[thelist] Beginner asp question
rudy
r937 at interlog.com
Thu Oct 17 07:52:01 CDT 2002
>... Access (second stupidest app name ever)
the stupidest, of course, being "microsoft works"
to pay for this offtopic remark, i'd like to introduce a tip which some may
find surprising, coming from me
y'all are familiar with the concept of separating style from content?
it's difficult, isn't it?
the ultimate separation is achieved when you have used not a single class
or id name, applying all styles just to the structure, i.e. tags (aside:
run this concept by your favourite css guru and look for the interesting
facial shade of purple)
with database-drive web sites, a similar objective in development should be
the separation of application and database, such that there is no logic in
the application to deal with record processing
<tip type="sql">
the biggest difference between procedural thinking and set-based thinking
lies in the approach to accomplishing some action involving a number of
records
with procedural thinking, it's "do this, then do this, then this"

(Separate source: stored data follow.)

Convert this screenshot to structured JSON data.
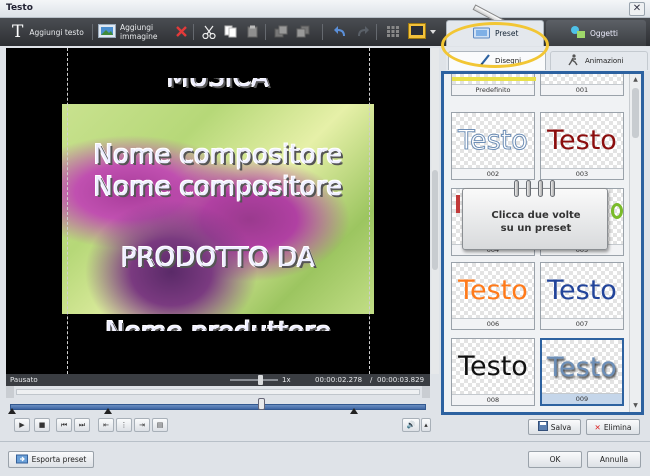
{
  "window": {
    "title": "Testo",
    "close_glyph": "✕"
  },
  "toolbar": {
    "add_text_label": "Aggiungi testo",
    "add_image_label_1": "Aggiungi",
    "add_image_label_2": "immagine"
  },
  "tabs": {
    "preset": "Preset",
    "objects": "Oggetti"
  },
  "subtabs": {
    "drawings": "Disegni",
    "animations": "Animazioni"
  },
  "preview": {
    "line_music": "MUSICA",
    "line_composer_1": "Nome compositore",
    "line_composer_2": "Nome compositore",
    "line_produced_by": "PRODOTTO DA",
    "line_producer": "Nome produttore"
  },
  "status": {
    "state": "Pausato",
    "speed": "1x",
    "current_time": "00:00:02.278",
    "separator": "/",
    "total_time": "00:00:03.829"
  },
  "presets": [
    {
      "label": "Predefinito",
      "sample": "",
      "color": "#222222"
    },
    {
      "label": "001",
      "sample": "",
      "color": "#222222"
    },
    {
      "label": "002",
      "sample": "Testo",
      "color": "#ffffff"
    },
    {
      "label": "003",
      "sample": "Testo",
      "color": "#8b0d0d"
    },
    {
      "label": "004",
      "sample": "",
      "color": "#222222"
    },
    {
      "label": "005",
      "sample": "",
      "color": "#222222"
    },
    {
      "label": "006",
      "sample": "Testo",
      "color": "#ff7a1a"
    },
    {
      "label": "007",
      "sample": "Testo",
      "color": "#22449a"
    },
    {
      "label": "008",
      "sample": "Testo",
      "color": "#111111"
    },
    {
      "label": "009",
      "sample": "Testo",
      "color": "#6d8fb8"
    }
  ],
  "callout": {
    "line1": "Clicca due volte",
    "line2": "su un preset"
  },
  "preset_actions": {
    "save": "Salva",
    "delete": "Elimina"
  },
  "footer": {
    "export": "Esporta preset",
    "ok": "OK",
    "cancel": "Annulla"
  },
  "colors": {
    "accent_frame": "#2d62a0",
    "highlight_ring": "#f2c634",
    "selected_cell": "#2d62a0"
  }
}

with set-based thinking, it's "these are the records i want"
for example, consider the problem of selecting a set of records from the
database, and returning them in sequence by some column using the ORDER BY
clause
so far so good, but now let's say you want to number the sorted rows, from
1 to N
with procedural thinking, you initialize a counter to 0, and start looping
over the returned records, incrementing the counter each time
with set-based thinking, you get the database to number the rows for you
yes, you can actually do this -- it is called a ranking query, and requires
a partial cross-join of the table to itself
is the set-based solution better? yes, but only within limits
any solution where you can get the database to hand you the results,
instead of producing those results yourself with application code, is
better, because it separates application and database coding
ultimately, you want to reduce your application code as much as possible
however, a ranking query is relatively inefficient, and really starts to
bog down for large result sets
if you stretch the definition of "get the database to hand you the results"
to include a stored procedure, which can surreptitiously loop over the
result set and add another column for the row number, then you are well on
the way to separating application code from database code
procedural thinking is fine if it's within the realm of the database code!